By HOLBROOK MOHR
CARTER (AP) — Ed Jordan’s family has worked these fertile fields for four generations. They’ve survived droughts, tornados and, yes, even floods. They’re not the kind of people to pack up and run from nature, but that’s what they’re doing this time.
This community north of Yazoo City is about 35 miles from the Mississippi River, but floodwaters from swelling tributaries are slowly swallowing the land between here and Vicksburg, especially along the Yazoo River.
Jordan (pronounced JER’-din), pointed to a high-water mark about 7 feet high in the family’s old general store left by the deadly flood of 1927. Floods have taken crops since then, but the Mississippi River hasn’t swamped their homes in generations.
He’s afraid it will happen this time.
“We have 400 acres of beautiful wheat that’s almost ready for harvest. We have about an 1,000 acres of corn that’s chest high and just waiting on a combine (to harvest it). That’s going to be gone,” Jordan said. “I don’t know what is going to happen to our houses.”
Just down the road, relatives helped Jordan’s 87-year-old aunt, Katherine Jordan, pack up a house that was moved here from Yazoo City in 1961. They loaded the furniture on a cotton trailer and prepared to head to higher ground. A tractor outside scrapped dirt from a wheat field to form a levee around the house.
Ed Jordan said he leased a house on higher ground and will live there until the water goes down. His aunt is going to live with her sister, Charline Killebrew, 84, in “town,” nearby Yazoo City, where the Delta flatlands meet the central Mississippi hills.
Katherine Jordan remembers another bad flood, in 1973. Back then, she would wake up every day and look out the kitchen window to see how close the water had come.
It never got the house. She’s not sure she’ll be so lucky this time. That’s why she moved everything that sits lower than chest high.
“Just pray. That’s all you can do,” Katherine Jordan said. “You get to the point where you just do whatever you can do, whether it’s right or wrong.”
Officials said the area could start going under water by this weekend.

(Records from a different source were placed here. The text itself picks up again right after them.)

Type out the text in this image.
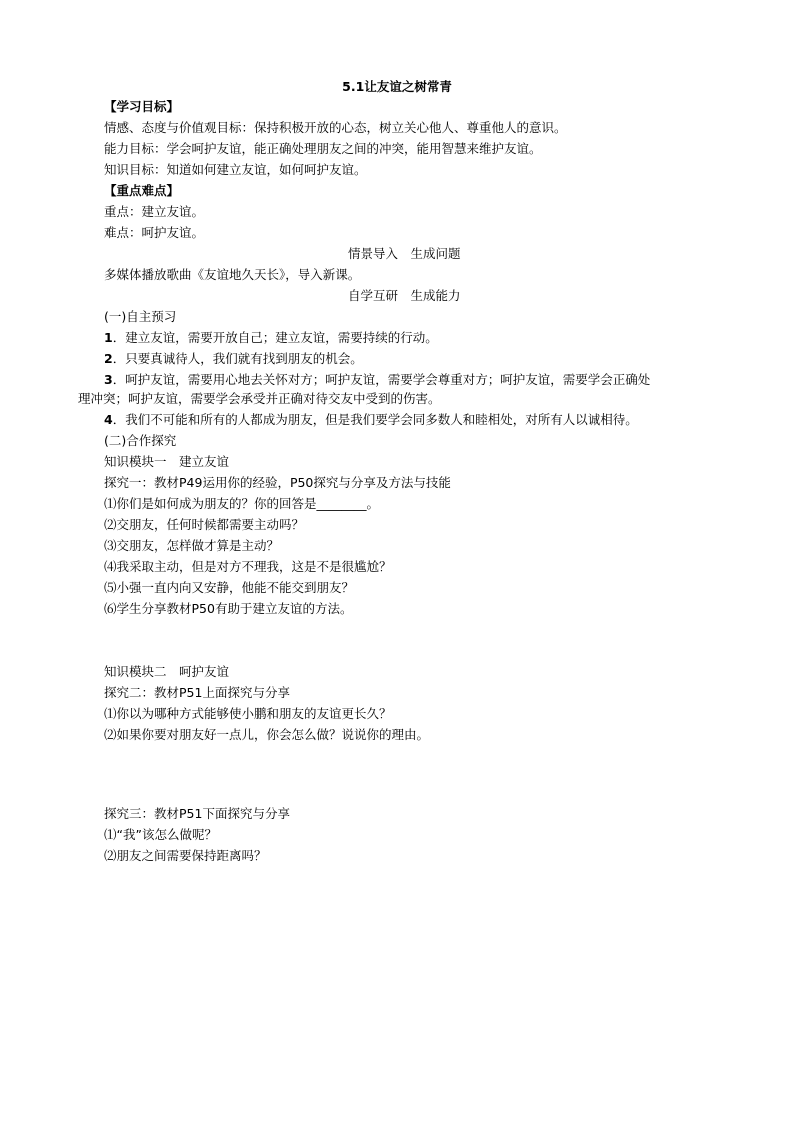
5.1让友谊之树常青
【学习目标】
情感、态度与价值观目标：保持积极开放的心态，树立关心他人、尊重他人的意识。
能力目标：学会呵护友谊，能正确处理朋友之间的冲突，能用智慧来维护友谊。
知识目标：知道如何建立友谊，如何呵护友谊。
【重点难点】
重点：建立友谊。
难点：呵护友谊。
情景导入　生成问题
多媒体播放歌曲《友谊地久天长》，导入新课。
自学互研　生成能力
(一)自主预习
1．建立友谊，需要开放自己；建立友谊，需要持续的行动。
2．只要真诚待人，我们就有找到朋友的机会。
3．呵护友谊，需要用心地去关怀对方；呵护友谊，需要学会尊重对方；呵护友谊，需要学会正确处
理冲突；呵护友谊，需要学会承受并正确对待交友中受到的伤害。
4．我们不可能和所有的人都成为朋友，但是我们要学会同多数人和睦相处，对所有人以诚相待。
(二)合作探究
知识模块一　建立友谊
探究一：教材P49运用你的经验，P50探究与分享及方法与技能
⑴你们是如何成为朋友的？你的回答是________。
⑵交朋友，任何时候都需要主动吗？
⑶交朋友，怎样做才算是主动？
⑷我采取主动，但是对方不理我，这是不是很尴尬？
⑸小强一直内向又安静，他能不能交到朋友？
⑹学生分享教材P50有助于建立友谊的方法。
知识模块二　呵护友谊
探究二：教材P51上面探究与分享
⑴你以为哪种方式能够使小鹏和朋友的友谊更长久？
⑵如果你要对朋友好一点儿，你会怎么做？说说你的理由。
探究三：教材P51下面探究与分享
⑴“我”该怎么做呢？
⑵朋友之间需要保持距离吗？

Scott Haynes, 46, estimates he’ll spend more than $80,000 on contractors to build levees around his house and grain silos, which hold 200,000 bushels of rice that he can’t get out before the water comes.
Heavy equipment has been mowing down his wheat fields to get to the dirt that is being used to build the levees.
“That wheat is going to be gone, anyway,” Haynes said. “We don’t know if we’re doing the right thing or not, but we can’t not do it.”
Haynes said at least 9,000 acres of his 10,000-acre farm is expected to flood.
He knows time is not on his side. “I’ve got to get back on that dozer,” he said, before walking away.
Similar scenes are playing out all through the Mississippi Delta. People who can afford to are building protective levees around homes and businesses. Others are just taking what they can and getting out.
Harry Simmons, 60, has owned Simmons Farmed Raised Catfish, a fish farm and processing plant for 30 years.
He was wrapping a levee around his home, business and about 400 acres of catfish pounds. He’s trying to protect the core of the catfish ponds and will move the fish from unprotected waters to the ponds inside the levee he’s building.
“We’ve been at it for over a week. The closer to the time the water arrives, the more frantic it will get,” he said.
Corps spokesman Ben Robinson uses a traffic analogy to describe why this area will get wet, comparing the Mississippi River to a major interstate during rush hour and Yazoo River to a side road.
“Once the traffic gets backed up, it’s going to spill onto the side road,” Robinson said.
In other words, the water is so high in the Mississippi that the Yazoo is a backing up.
Closer to the Mississippi River, an area known as the Yazoo Backwater levees is expected to overtop, as designed, as the water gets higher. That alone is expected to flood more than 430 square-miles, Robinson said. Workers are topping those levees with plastic to keep them from eroding.
“That is designed to relieve pressure on the mainline levees,” Robinson said. “The system is working exactly as it was designed to.”